In this way, the degree of deterioration of the insulating material corresponding to the past operating history of the oil-filled electrical equipment, that is, the degree of deterioration of each property such as the tensile strength and dielectric strength of the insulating material, is determined by changes in the oxygen concentration in the oil, and vice versa. The remaining life, that is, the remaining life can be determined and displayed. Of course, the remaining life will always change little by little due to overload operation and subsequent operation, so with the present invention, it is possible to measure the oxygen concentration in each town for a certain period of time and determine the remaining life from the results for each certain period. This makes it possible to issue a warning before an abnormality occurs or the end of the lifespan, ensuring highly reliable equipment operation.

Furthermore, instead of relying on a representative temperature measurement, for example, by constantly measuring the temperature inside the windings using an optical fiber and also measuring the temperature of other parts, it is possible to judge the deterioration of each part, that is, calculate the remaining life. becomes.

It should be noted that the present invention is not limited to the present invention, and can be carried out with appropriate modifications within the scope of the gist; for example, in the above example, oil Although an oil-filled pressure relief device is shown as an example of the input electrical equipment, it can also be implemented for other equipment.

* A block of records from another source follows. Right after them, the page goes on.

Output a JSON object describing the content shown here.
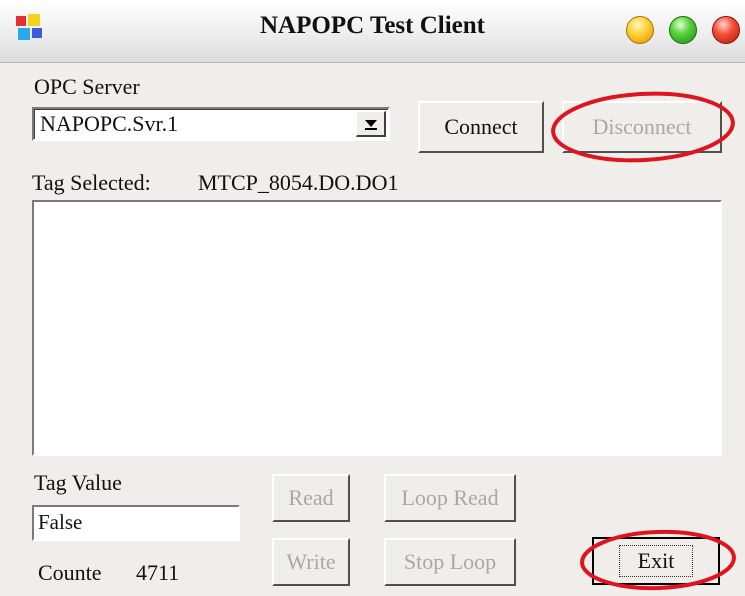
{
  "window": {
    "title": "NAPOPC Test Client",
    "controls": [
      "minimize",
      "maximize",
      "close"
    ]
  },
  "server": {
    "label": "OPC Server",
    "selected": "NAPOPC.Svr.1"
  },
  "buttons": {
    "connect": "Connect",
    "disconnect": "Disconnect",
    "read": "Read",
    "loop_read": "Loop Read",
    "write": "Write",
    "stop_loop": "Stop Loop",
    "exit": "Exit"
  },
  "tag": {
    "selected_label": "Tag Selected:",
    "selected_value": "MTCP_8054.DO.DO1",
    "value_label": "Tag Value",
    "value": "False",
    "counter_label": "Counte",
    "counter_value": "4711"
  },
  "annotations": {
    "highlight_color": "#e0141e",
    "highlighted": [
      "disconnect-button",
      "exit-button"
    ]
  }
}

Further, the method of measuring oxygen concentration itself is not limited here, and detection may be performed using gas chromatography or a separation membrane.

〔Effect of the invention〕

As detailed above, according to the present invention, it is possible to know the state of deterioration of insulating materials, and to diagnose the remaining life of oil-filled electrical equipment in operation, thereby significantly improving operational reliability by 1c. We can provide oil-filled electrical equipment that can

[Brief explanation of drawings]

FIG. 1 is a block diagram showing one embodiment of the present invention, and FIG. 2 is a diagram showing an example of the relationship between operating temperature, oxygen consumption, and material properties used for determining remaining life. DESCRIPTION OF SYMBOLS 1...Oil-immersed transformer, 5...Insulating oil, 8...Dissolved oxygen concentration measuring device in oil, 9...Operating temperature side boiler, 10A. lOR...Magyo Taketo 11 A 11 D---1) V-shell storage device, 12... Comparison calculation device, 13... Experimental data storage device, 14... Oxygen permeation data storage device, 1
5...Display section, 16...Warning transmitting section, 17...Central control section.

Claims (1)

[Claims] In an oil-filled electrical device in which insulating oil is sealed, a temperature detection means provided in the oil-filled electrical device to detect the temperature of the insulating oil, and a temperature detection means provided in the oil-filled electrical device to detect the oxygen concentration in the insulating oil. means for storing the detection outputs of these rain detecting means for each predetermined period; and a means for storing the detection outputs of these rain detecting means at predetermined intervals, and the magnitude of the oxygen consumption when the operating temperature of the equipment is constant and the operating temperature when the oxygen consumption is constant, which are obtained in advance. means for storing the deterioration characteristics of the insulating material due to the deterioration of the insulating material, and calculating the amount of change in oxygen concentration based on the data obtained from the storage means for the detection output, and calculating the remaining life of the insulating material by comparing this amount of change with the deterioration characteristics. An oil-filled electrical device characterized by comprising a calculation means for determining the calculated remaining life and a means for displaying the calculated remaining life.